The company decided to look to mobile and particularly embrace tablets – something a number of their reps were already using but without the capability to access the Salesforce system.

It used the platform to build its own mobile application called Artemis, hoping to bring all the necessary functionality a rep needs on the move to their fingertips while ensuring reliable data was being sent back.

“There is so much capability in Salesforce and over the past couple of years it had become unwieldy with so many requests for different functionality from selling teams,” said Graham. “We came back and said, what is the critical stuff? If we could just have the basics what would that be?
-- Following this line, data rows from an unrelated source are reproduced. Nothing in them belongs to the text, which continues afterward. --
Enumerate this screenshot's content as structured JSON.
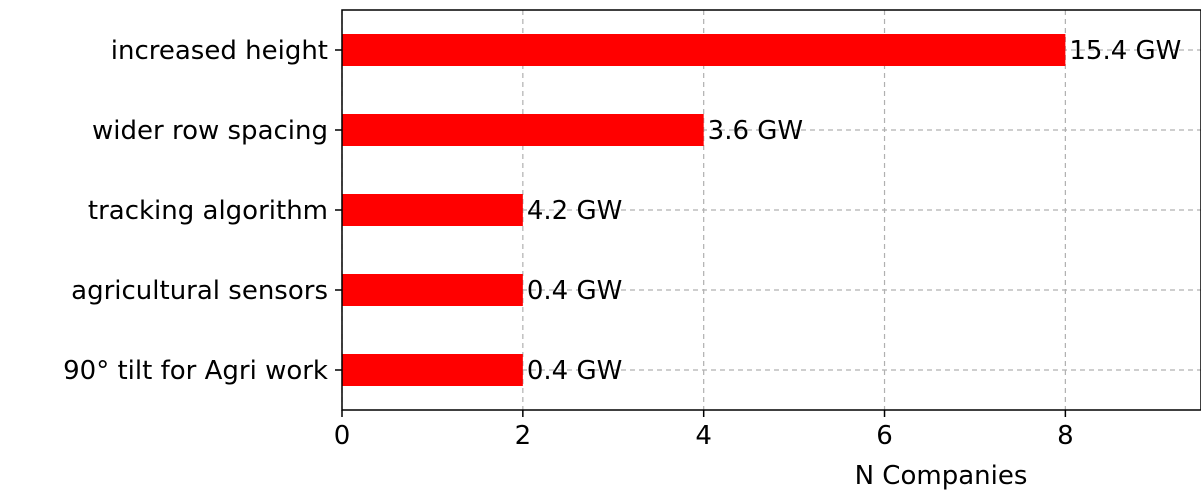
{
  "chart_data": {
    "type": "bar",
    "orientation": "horizontal",
    "categories": [
      "increased height",
      "wider row spacing",
      "tracking algorithm",
      "agricultural sensors",
      "90° tilt for Agri work"
    ],
    "values": [
      8,
      4,
      2,
      2,
      2
    ],
    "bar_labels": [
      "15.4 GW",
      "3.6 GW",
      "4.2 GW",
      "0.4 GW",
      "0.4 GW"
    ],
    "title": "",
    "xlabel": "N Companies",
    "ylabel": "",
    "xlim": [
      0,
      9.5
    ],
    "xticks": [
      "0",
      "2",
      "4",
      "6",
      "8"
    ],
    "grid": true,
    "bar_color": "#ff0000"
  }
}
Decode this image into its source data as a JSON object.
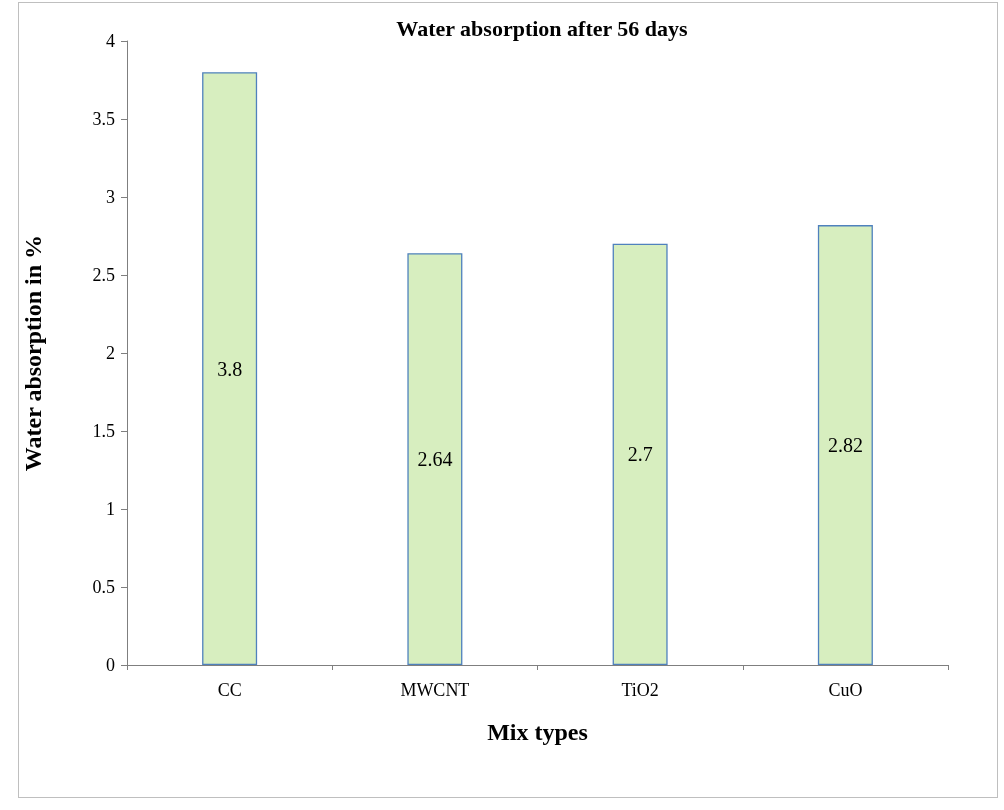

Then we focused on that.”

Graham was keen the reps were involved from the get go to ensure all the functionality they needed was included in the app, so he called on reps and managers from the company’s central region of Chicago to join in the process.

The project was all about being simple and making this thing as intuitive as we possibly could with no fluff

Greg Graham, vice-president of sales operations at McGraw-Hill Education

Then, after just 18 weeks the project was complete. From a daily plan showing the office hours of prospective customers and where they need to go, through to tracking each customer interaction, keeping digital records and having a catalogue to glide through on a touchscreen tablet, the simple design of the application was quickly embraced and more than 90% of the staff were using it on the first day it went live.

“We have been absolutely thrilled with what this has done for our reps,” said Graham. “After just a couple of weeks of using it into the selling season, we are seeing more accurate pipeline, with reps engaging with Salesforce and updating as they do it, not at night but during the visit at a campus.”

“Our CFO is pleased with forecasts we are getting and we are seeing other attributes improved that allow us to do us more creative analyses which we hadn’t had much faith in before. Business analysts can now take information, look at the sell-through of these opportunities as the sales are coming in and can access what is driving the sales.”

Graham is so confident in the data, he is now working on integrating the sales and inventory pipeline so McGraw-Hill can use the data to predict the stock it will need.

“The project was all about being simple and making this thing as intuitive as we possibly could with no fluff,” said Graham. “We only wanted the information we really needed and the key functions, and we stayed very true to that throughout the project.”

“We launched on 16 August and, as of that Monday morning, they were out on campus using Artemis. We have never looked back.”